Sorry for what is probably a stupid question to the professionals on here.

But I am trimming a 3/4 piece of cabinet grade plywood with a router and I am purchasing a round over bit.

1) Do you purchase a 3/4" radius bit for a 3/4" piece of wood? I'm thinking a 3/4" bit would router the entire edge of a 3/4" plywood right?

2) Borrowing my fathers Ryobi R-150. Quite old. I keep reading about "shank" sizes. But I cant figure out what size bit this R-150 takes. Can anyone help me?

Thanks.


----------



## shoot summ (Feb 21, 2014)

Microscopes said:


> Sorry for what is probably a stupid question to the professionals on here.
> 
> But I am trimming a 3/4 piece of cabinet grade plywood with a router and I am purchasing a round over bit.
> 
> ...


The radius has more to do with appearance, than the thickness of the stock.
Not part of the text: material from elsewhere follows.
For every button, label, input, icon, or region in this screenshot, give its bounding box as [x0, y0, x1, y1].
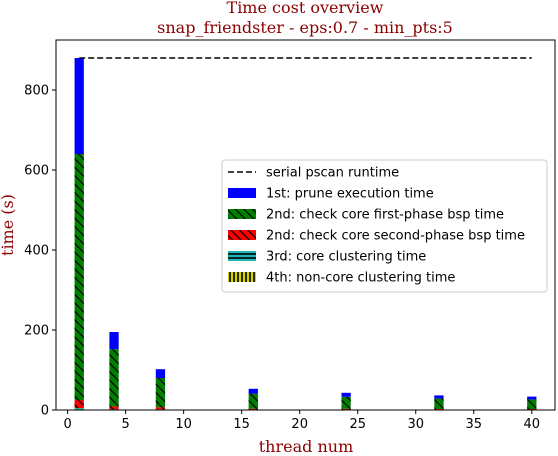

I've done everything from 1/16" to 3/4" on 3/4" stock.

Are you sure you want to round over the edge of ply? Might not look so great.


----------



## Microscopes (Jan 3, 2016)

shoot summ said:


> The radius has more to do with appearance, than the thickness of the stock.
> 
> I've done everything from 1/16" to 3/4" on 3/4" stock.
> 
> Are you sure you want to round over the edge of ply? Might not look so great.


It's not really about look to be honest.

It's a bench, and the square edge kinda hurts to sit on.


----------



## NickB (Sep 24, 2013)

A 3/4" roundover will round the edge completely. 

Using the router in the conventional way, like this guy:








... won't work because you won't have any material for the bearing to ride on. So, you'll have to turn the router on edge (scary), use a table with a fence, or clamp on a straightedge.

Most of us don't do complete roundovers (waterfall) often. They're generally not the most attractive edge, particularly on plywood. If you wanted a full bull nose (like a D shape), you have the same problem with not having a bearing surface whether using a 3/8" roundover or an actual bullnose bit.

If you're just looking for an "eased" edge, I'd just use a 1/8" to 1/4" roundover bit on both top and bottom. 

As far as shank size, it depends on the collet in your router. It will be either 1/4" or 1/2" and could have been changed at some point, so you'll have to check it. Probably 1/4".


----------



## Microscopes (Jan 3, 2016)

NickDIY said:


> A 3/4" roundover will round the edge completely.
> 
> Using the router in the conventional way, like this guy:
> 
> ...


Extremely informative.

Thank you so so so much!


----------